I would love to have all the answers, but as yet I don’t think anyone does. Our awareness of different culture has definitely increased, and it is hoped by most that discrimination will continue to decrease. The impact of westernisation has been apparent for while foreign films struggle for popularity in western countries. These films have to be created for a western audience, and have to have substantial monetary backing. The sharing of media entertainment between cultures still lacks equality.

“Culture” has become links and interests rather than locality. Media entertainment plays the role of increasing cultural exposure and connecting those who wish to be connected as a culture.

Journalistic Civility

How do the Big Names hear our little voices??

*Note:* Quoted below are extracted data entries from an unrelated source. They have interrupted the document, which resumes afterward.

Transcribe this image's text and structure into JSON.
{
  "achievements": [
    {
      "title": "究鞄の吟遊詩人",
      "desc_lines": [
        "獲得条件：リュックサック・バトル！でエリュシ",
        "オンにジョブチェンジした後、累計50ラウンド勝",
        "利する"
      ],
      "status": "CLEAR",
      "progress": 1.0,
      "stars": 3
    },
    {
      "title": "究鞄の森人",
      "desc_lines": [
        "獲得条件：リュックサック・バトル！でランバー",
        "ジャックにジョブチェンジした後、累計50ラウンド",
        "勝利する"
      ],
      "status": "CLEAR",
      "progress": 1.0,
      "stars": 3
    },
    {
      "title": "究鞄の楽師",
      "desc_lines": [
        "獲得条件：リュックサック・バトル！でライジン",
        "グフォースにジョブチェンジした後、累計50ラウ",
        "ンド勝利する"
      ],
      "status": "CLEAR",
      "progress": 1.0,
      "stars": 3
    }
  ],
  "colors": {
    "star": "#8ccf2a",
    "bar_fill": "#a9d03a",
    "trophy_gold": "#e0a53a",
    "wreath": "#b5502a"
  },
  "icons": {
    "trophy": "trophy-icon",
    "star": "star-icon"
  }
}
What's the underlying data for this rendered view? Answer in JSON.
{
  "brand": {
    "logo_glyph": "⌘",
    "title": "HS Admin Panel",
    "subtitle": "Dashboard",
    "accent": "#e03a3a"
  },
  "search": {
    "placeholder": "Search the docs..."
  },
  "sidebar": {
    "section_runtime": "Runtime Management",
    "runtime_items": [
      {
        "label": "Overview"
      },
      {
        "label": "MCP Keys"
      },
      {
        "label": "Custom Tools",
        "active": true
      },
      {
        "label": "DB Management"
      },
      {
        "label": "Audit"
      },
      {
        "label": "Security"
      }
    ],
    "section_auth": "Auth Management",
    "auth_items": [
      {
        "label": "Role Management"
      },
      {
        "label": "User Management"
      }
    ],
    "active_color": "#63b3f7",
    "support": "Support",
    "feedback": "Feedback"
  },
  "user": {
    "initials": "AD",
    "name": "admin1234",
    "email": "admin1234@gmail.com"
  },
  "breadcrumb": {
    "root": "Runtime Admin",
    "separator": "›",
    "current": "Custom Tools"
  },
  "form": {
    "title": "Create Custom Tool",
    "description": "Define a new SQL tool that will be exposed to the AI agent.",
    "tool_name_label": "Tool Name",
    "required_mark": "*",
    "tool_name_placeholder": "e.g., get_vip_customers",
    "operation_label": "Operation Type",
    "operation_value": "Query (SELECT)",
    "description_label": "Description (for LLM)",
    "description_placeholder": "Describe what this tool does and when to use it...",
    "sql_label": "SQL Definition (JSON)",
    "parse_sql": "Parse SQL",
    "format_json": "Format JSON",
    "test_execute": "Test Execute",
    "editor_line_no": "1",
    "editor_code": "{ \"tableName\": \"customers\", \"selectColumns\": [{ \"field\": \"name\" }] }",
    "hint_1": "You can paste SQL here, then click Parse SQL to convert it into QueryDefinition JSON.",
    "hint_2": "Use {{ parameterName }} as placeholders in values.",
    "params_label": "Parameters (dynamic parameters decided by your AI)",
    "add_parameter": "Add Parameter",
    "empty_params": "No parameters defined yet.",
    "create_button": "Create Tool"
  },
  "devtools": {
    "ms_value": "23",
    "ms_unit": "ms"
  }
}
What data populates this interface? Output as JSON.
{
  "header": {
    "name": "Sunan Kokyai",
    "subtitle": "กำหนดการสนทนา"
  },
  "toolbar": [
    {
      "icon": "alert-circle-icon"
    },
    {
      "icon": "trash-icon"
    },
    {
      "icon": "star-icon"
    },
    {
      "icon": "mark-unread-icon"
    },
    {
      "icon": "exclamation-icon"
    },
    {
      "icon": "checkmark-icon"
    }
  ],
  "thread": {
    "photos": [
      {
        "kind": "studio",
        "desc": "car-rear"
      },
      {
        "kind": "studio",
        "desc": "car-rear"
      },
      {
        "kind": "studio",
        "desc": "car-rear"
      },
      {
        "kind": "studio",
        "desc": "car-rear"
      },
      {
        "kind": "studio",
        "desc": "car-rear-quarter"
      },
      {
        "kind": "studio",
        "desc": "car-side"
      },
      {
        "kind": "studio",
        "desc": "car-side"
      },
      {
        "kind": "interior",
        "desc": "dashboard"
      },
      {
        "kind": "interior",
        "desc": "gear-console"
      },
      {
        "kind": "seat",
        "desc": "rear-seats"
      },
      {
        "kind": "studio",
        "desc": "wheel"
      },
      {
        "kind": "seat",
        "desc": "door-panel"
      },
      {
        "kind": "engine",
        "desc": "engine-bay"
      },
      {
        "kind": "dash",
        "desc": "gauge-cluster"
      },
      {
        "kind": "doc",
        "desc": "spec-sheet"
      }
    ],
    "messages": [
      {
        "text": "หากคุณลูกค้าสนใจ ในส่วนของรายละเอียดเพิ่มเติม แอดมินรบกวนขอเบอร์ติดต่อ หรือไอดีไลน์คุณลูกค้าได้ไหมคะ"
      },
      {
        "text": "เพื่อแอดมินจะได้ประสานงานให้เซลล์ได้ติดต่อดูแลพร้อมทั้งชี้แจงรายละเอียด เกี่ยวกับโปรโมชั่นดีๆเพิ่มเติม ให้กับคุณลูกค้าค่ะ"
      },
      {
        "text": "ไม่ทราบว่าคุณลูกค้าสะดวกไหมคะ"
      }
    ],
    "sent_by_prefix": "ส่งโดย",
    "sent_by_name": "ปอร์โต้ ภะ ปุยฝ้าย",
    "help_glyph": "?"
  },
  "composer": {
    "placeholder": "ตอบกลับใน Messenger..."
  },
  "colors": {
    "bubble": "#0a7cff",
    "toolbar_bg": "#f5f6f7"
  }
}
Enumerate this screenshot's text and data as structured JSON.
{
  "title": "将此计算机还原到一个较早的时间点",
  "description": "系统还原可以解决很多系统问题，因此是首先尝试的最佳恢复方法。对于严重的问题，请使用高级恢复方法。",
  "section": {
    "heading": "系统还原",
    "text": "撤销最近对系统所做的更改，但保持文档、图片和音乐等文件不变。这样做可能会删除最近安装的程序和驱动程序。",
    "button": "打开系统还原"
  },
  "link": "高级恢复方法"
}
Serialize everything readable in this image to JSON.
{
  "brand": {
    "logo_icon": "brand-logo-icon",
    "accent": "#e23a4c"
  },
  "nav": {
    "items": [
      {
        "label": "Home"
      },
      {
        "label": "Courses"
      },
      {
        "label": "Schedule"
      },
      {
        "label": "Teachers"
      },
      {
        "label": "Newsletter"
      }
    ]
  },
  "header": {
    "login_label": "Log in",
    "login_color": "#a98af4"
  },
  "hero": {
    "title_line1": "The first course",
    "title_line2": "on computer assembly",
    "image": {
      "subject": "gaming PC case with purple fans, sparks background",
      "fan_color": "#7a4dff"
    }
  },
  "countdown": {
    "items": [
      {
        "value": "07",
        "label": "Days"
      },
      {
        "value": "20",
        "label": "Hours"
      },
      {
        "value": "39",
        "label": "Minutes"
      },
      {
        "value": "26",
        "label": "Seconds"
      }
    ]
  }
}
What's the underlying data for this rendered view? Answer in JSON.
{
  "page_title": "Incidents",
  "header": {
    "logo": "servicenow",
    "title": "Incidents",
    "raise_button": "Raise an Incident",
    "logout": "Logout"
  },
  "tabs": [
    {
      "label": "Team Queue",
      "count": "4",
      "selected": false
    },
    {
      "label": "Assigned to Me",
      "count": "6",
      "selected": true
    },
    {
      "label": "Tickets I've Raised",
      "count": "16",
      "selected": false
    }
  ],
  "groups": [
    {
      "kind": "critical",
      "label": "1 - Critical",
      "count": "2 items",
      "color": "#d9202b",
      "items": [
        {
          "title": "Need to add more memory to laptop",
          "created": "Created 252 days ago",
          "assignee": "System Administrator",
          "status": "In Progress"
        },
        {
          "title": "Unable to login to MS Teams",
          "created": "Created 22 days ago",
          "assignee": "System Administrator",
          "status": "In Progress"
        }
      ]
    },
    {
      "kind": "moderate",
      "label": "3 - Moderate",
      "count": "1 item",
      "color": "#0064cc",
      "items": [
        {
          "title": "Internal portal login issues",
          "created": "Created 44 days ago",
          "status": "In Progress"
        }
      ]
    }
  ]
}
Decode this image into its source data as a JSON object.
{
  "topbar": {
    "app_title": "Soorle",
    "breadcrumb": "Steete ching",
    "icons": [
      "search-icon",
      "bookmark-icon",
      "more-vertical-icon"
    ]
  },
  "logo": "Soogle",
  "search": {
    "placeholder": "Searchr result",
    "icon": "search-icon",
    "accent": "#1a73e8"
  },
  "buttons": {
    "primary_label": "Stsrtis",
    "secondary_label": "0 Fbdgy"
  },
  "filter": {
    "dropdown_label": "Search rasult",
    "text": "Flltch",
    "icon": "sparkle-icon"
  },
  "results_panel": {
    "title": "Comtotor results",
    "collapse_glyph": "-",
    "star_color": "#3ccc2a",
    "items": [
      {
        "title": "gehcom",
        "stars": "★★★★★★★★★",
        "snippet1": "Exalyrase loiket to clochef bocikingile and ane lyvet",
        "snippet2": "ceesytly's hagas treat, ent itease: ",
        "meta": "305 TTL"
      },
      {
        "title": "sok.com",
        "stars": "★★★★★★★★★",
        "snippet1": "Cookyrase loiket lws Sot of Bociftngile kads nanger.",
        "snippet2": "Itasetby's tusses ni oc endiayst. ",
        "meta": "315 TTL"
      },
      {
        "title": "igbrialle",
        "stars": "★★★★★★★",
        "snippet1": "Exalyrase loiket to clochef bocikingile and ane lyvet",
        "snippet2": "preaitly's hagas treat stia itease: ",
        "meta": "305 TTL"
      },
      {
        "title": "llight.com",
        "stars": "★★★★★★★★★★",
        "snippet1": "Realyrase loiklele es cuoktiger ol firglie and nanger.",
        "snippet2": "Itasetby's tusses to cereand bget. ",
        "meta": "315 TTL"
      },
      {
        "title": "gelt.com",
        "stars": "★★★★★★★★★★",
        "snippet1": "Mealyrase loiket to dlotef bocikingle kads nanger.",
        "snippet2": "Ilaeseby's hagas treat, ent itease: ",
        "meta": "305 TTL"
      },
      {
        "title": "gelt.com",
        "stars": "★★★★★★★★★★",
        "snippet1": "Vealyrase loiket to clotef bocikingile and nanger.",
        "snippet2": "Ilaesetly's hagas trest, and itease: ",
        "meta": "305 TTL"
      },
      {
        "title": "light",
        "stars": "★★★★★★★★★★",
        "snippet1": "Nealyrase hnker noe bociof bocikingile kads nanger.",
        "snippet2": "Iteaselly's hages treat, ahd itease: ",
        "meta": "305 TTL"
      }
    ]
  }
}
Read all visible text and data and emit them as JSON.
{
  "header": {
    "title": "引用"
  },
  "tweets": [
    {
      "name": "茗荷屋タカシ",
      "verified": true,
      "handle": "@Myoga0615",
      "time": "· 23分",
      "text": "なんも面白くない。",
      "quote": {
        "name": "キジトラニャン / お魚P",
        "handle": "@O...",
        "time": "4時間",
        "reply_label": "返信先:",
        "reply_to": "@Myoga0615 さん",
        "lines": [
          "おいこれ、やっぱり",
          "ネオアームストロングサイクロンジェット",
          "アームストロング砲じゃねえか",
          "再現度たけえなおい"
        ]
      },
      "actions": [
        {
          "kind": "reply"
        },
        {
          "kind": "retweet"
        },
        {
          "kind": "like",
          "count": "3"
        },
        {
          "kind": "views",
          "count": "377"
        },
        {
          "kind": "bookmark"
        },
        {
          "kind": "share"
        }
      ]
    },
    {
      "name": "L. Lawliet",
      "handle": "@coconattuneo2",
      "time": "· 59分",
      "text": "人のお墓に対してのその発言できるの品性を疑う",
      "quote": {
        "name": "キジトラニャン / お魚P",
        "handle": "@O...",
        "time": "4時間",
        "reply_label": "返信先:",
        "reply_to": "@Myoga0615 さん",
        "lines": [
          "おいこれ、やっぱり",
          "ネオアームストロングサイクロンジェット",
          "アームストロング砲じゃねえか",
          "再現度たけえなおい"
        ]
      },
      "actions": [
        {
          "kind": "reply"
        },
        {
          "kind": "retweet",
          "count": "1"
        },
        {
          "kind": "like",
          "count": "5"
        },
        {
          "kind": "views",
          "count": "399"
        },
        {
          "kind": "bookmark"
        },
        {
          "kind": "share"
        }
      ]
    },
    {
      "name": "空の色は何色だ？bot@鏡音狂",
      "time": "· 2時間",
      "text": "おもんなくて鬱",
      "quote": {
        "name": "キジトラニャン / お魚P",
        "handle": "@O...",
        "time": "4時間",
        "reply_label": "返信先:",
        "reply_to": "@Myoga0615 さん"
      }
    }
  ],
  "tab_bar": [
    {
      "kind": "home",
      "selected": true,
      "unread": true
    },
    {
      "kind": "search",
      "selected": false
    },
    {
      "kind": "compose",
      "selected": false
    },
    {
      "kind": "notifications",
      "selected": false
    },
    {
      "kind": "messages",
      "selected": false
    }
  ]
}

When discussing user empowerment in relation to the internet we readily see the effect on industry and the effect on the audience.  We see the shift to “prosumers” where anyone has the power of production because of social networking and open media platforms. Within looking at these effects we see the consequential effect on other facets that rely on audience views. Content based industry like the news relies on content to draw audience. With the same content available online for free and from multiple, corroborative sources means that the news’ power dynamic is changing.

Mark Stencel (Managing Editor of NPR’s Digital News) said that online news wasn’t a problem initially because the access to the internet and online sources was not easily portable. It is with the production of portable devices with constant internet access that the real power dynamic has shifted greatly. This is evident with the number of apps that are news based, newspapers online, and the reduction of traditional print mediums. However, John Ryley (Head of Sky News) remains optimistic about the role of traditional news, simply saying that the delivery method will continue to evolve across platforms “in a format that works best for the consumer” but the need for the big name news sources will continue to exist.

While these particular methods allow the “Big Names” to stay in control of content and therefore still have power in the dynamic the use of social networking has given rise to civilian journalism and less conventional sources which sees a shift in content control. The flawed fact is that anyone can publish which puts information credibility and reliability in question.

In some ways the change from traditional sources to online content and the rise of civilian journalism had been a liberating experience. Glenn Beck, (CEO of Mercury Radio Arts) believes his changing dynamic of consumption and production of news is a positive because it is revealing stories that “the media gatekeepers either finds disinteresting or is afraid to report.” Online information and civilian journalism allowed for the Libyan Revolution, and we see examples of information leaking out from under China’s stringent control.  Erin Burnett (CNN Anchor) suggests that while citizen journalists have now got a louder voice are also providing room for “traditional journalists to seek out in-depth stories.” The idea of coexistence is really the only available option for the news industry because of the escalating rate of the public getting their news online where information is easily accessible for free.

So while the quality of civil journalism can be deemed refutable the ability to corroborate sources and view the whole picture online is what draws attention. There is a change in the dynamics of the flow of news content because of new media platforms, However, for the moment at least, news stations are still managing to keep a hold on the industry.